I’ve often wondered what sort of temporality this book, which is written in the first person and in the present tense, actually occupies. If I were to try to reduce everything to a common denominator, I’d have to say that it’s a perception of time in which the narrator experiences the present as already, somehow, past—as though she were remembering the present from some point in the future. In other words, she experiences the fleeting nature of the present as an ongoing state of mind that she can’t shake off, the way we sometimes have a distorted perception of time following the death of a person we’ve loved. In one part of the book, the narrator feels as though she were already an old woman merely dreaming of being young; she imagines that time were tunneling back inside itself somehow, and that it’s not her father that she’s just lost, but a son.

In A Lesser Day, the narrator often addresses an unnamed “you” that oscillates between her deceased father, her brother, and one or more former lovers. These passages read like a quiet monologue held for someone who’s no longer present. How important is it to the narrator, in all her interiority, to go out of herself and speak to these absent others, even if she can’t expect any answers?

The book begins with the loss of the father, the first “you” the narrator addresses. But it soon becomes clear that this “you” is a fluid one, a merging of various persons. We’re familiar with the principle of transference in psychology. Who are we talking to when we talk to those closest to us? Is it really only about this one person, or are there others involved, superimpositions of various intimacies? The “you” in A Lesser Day is an amalgamation; it doesn’t only consist of the narrator’s deceased father or the people she’s lived with, but a series of former lovers and others she’s shared her innermost thoughts with. It’s not just a question of whom we feel close to, but rather when and why this intimacy can sometimes give way to ambivalence and longing, as though we were seeking ourselves in the other and never finding it.

In A Lesser Day, an array of various characters is described: people down on their luck, odd neighbors, misfits, crazy people. Many of them are gone or dead; most are lonely, trapped in their existence, yet every one of them craves connection, searches for ways to feel themselves—whether through alcohol, violence, or other excesses.
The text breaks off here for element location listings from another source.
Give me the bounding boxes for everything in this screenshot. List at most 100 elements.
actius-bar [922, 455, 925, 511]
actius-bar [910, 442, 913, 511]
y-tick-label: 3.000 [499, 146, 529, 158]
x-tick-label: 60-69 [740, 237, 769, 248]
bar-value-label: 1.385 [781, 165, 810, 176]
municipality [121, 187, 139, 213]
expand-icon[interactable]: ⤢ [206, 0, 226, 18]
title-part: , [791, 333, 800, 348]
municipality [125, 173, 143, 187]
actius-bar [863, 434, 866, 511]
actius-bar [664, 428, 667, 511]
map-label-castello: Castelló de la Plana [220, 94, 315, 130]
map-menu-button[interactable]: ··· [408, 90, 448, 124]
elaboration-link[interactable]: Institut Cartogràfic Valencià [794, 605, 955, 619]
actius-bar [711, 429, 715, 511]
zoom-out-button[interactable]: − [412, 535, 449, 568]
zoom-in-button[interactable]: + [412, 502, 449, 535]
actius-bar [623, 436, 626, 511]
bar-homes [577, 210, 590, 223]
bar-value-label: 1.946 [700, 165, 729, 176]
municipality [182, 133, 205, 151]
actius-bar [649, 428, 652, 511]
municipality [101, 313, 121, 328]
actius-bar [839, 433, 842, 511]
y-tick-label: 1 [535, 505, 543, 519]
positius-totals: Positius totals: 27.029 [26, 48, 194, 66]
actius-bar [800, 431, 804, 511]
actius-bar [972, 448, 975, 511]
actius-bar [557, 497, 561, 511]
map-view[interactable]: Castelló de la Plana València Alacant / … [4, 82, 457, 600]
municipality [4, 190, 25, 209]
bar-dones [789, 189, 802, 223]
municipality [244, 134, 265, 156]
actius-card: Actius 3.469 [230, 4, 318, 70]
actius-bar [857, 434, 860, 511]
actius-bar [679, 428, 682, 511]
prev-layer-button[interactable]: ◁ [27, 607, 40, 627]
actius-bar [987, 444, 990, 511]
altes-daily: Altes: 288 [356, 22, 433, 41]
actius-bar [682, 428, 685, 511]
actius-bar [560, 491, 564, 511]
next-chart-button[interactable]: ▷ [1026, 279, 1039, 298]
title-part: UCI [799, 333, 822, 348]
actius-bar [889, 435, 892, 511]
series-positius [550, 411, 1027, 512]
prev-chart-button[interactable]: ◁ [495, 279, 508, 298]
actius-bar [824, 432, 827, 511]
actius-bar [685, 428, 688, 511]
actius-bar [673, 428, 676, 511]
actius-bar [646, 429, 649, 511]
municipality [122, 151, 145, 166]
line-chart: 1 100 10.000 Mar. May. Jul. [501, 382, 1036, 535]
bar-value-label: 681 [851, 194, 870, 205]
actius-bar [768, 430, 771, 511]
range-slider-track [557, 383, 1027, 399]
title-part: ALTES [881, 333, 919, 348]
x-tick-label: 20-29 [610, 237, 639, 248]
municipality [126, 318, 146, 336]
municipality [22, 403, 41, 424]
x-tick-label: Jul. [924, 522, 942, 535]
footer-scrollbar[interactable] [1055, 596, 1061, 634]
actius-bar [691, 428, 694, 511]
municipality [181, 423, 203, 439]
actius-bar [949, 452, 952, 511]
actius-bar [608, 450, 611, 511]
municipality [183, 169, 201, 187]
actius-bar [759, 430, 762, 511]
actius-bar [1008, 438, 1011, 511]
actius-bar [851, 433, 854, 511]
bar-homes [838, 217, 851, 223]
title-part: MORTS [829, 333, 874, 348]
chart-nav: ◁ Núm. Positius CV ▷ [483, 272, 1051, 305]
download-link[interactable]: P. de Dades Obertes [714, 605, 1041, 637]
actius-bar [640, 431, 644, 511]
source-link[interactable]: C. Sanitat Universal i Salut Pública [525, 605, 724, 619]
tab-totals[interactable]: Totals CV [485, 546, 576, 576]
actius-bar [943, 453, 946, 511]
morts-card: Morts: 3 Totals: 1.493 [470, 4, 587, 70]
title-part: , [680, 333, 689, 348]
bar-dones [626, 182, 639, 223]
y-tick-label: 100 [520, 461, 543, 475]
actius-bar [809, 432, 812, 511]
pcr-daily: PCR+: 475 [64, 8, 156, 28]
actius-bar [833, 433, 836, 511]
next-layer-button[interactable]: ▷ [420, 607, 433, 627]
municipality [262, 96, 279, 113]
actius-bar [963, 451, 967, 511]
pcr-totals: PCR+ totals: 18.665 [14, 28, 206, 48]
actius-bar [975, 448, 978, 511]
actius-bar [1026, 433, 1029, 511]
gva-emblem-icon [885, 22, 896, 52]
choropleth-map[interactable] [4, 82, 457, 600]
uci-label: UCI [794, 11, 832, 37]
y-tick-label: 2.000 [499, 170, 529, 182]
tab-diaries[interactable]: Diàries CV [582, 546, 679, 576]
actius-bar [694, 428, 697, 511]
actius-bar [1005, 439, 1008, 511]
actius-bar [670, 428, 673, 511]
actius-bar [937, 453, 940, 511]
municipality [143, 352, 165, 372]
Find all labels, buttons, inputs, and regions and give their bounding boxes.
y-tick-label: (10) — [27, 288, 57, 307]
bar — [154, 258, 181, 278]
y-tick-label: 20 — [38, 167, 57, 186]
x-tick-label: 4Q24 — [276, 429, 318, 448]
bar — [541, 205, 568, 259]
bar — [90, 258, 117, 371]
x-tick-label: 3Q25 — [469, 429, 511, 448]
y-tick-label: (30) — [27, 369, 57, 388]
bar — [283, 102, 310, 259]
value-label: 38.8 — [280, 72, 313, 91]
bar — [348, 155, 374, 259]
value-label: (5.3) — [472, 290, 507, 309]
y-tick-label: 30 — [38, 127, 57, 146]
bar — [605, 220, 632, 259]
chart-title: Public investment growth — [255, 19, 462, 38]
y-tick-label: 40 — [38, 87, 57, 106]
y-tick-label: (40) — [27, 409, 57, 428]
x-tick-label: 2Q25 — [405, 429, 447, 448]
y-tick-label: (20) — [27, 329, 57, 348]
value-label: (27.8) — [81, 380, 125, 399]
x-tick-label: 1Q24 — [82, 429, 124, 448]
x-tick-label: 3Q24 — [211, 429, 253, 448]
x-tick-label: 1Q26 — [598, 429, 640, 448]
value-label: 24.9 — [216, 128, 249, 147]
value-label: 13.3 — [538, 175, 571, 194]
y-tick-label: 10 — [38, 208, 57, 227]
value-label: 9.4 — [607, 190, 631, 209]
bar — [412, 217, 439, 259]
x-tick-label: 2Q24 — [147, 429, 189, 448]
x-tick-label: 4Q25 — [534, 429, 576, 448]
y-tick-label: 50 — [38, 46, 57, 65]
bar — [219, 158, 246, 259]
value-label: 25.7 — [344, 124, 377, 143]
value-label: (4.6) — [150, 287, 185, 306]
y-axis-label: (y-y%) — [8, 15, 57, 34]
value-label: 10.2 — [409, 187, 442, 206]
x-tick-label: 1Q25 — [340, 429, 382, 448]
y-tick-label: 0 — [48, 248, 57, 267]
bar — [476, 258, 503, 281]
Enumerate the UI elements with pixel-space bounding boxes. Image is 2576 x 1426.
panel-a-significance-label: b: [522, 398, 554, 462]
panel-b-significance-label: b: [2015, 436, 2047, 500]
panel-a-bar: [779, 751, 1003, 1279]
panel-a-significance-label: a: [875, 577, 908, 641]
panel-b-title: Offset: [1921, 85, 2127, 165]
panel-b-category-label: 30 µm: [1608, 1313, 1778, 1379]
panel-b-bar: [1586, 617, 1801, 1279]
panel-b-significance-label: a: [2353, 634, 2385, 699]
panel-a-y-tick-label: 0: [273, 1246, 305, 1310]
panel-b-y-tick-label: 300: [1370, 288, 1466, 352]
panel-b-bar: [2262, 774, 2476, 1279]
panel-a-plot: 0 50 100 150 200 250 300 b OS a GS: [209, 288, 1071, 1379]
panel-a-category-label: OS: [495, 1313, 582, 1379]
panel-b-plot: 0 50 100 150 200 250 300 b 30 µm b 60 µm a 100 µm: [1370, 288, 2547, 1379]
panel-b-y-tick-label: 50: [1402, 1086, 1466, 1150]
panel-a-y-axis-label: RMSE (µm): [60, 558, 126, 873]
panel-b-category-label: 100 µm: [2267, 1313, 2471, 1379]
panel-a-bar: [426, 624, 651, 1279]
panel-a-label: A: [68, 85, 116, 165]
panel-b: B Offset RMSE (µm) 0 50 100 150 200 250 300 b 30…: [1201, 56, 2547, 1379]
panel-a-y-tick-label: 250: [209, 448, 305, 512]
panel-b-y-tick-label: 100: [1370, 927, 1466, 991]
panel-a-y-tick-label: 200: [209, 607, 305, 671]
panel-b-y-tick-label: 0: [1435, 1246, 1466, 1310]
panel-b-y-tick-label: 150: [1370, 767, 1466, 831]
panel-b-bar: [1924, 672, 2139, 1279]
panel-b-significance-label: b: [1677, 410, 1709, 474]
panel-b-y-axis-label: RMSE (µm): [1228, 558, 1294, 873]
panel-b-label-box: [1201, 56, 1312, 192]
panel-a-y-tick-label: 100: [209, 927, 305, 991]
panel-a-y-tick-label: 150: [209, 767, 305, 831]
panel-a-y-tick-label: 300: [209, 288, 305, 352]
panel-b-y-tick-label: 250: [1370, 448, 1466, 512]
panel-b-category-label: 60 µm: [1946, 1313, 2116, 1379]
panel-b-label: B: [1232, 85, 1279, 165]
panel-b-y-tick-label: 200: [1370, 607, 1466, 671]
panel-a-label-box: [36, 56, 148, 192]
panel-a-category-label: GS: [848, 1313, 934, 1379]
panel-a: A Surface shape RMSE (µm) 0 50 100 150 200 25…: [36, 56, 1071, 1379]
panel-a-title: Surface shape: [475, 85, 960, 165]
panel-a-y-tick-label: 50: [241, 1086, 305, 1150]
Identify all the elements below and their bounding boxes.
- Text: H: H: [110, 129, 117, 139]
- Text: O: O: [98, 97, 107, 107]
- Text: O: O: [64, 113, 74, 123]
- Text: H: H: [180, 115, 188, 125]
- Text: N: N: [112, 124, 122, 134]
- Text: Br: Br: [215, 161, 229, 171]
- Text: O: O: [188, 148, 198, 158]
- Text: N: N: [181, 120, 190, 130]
The narrator’s own loneliness sharpens her eye for the loneliness of most of the people around her; her preoccupation with them is a tender form of intimacy, even if it occurs for the most part in her imagination.

One theme in the novel is the self-actualization that takes place between multiple homelands. How difficult or easy does the narrator find this process of growing into different worlds (New York / Berlin)? And what role does art play in this?

The narrator undergoes a process of alienation that every exile becomes haunted by sooner or later. Art is her method of negotiating reality. After her father dies, she paints relentlessly; she collects newspaper photographs for her art. She creates small sculptural objects made from the refuse of everyday life. But she’s just as interested in the brushstrokes left behind by paintings taken off a wall, the semicircle a poorly hung door digs in a linoleum floor, or the shriveled spot on a cement floor where the paint hasn’t yet dried through and hardened. This world of inner perception is just as real to the narrator as the external situation around her; it’s how she reconciles her different realities.

 

Andrea Scrima is an artist and writer living in Berlin, Germany.

Christopher Heil is editor-in-chief at Literaturverlag Droschl, Graz, Austria.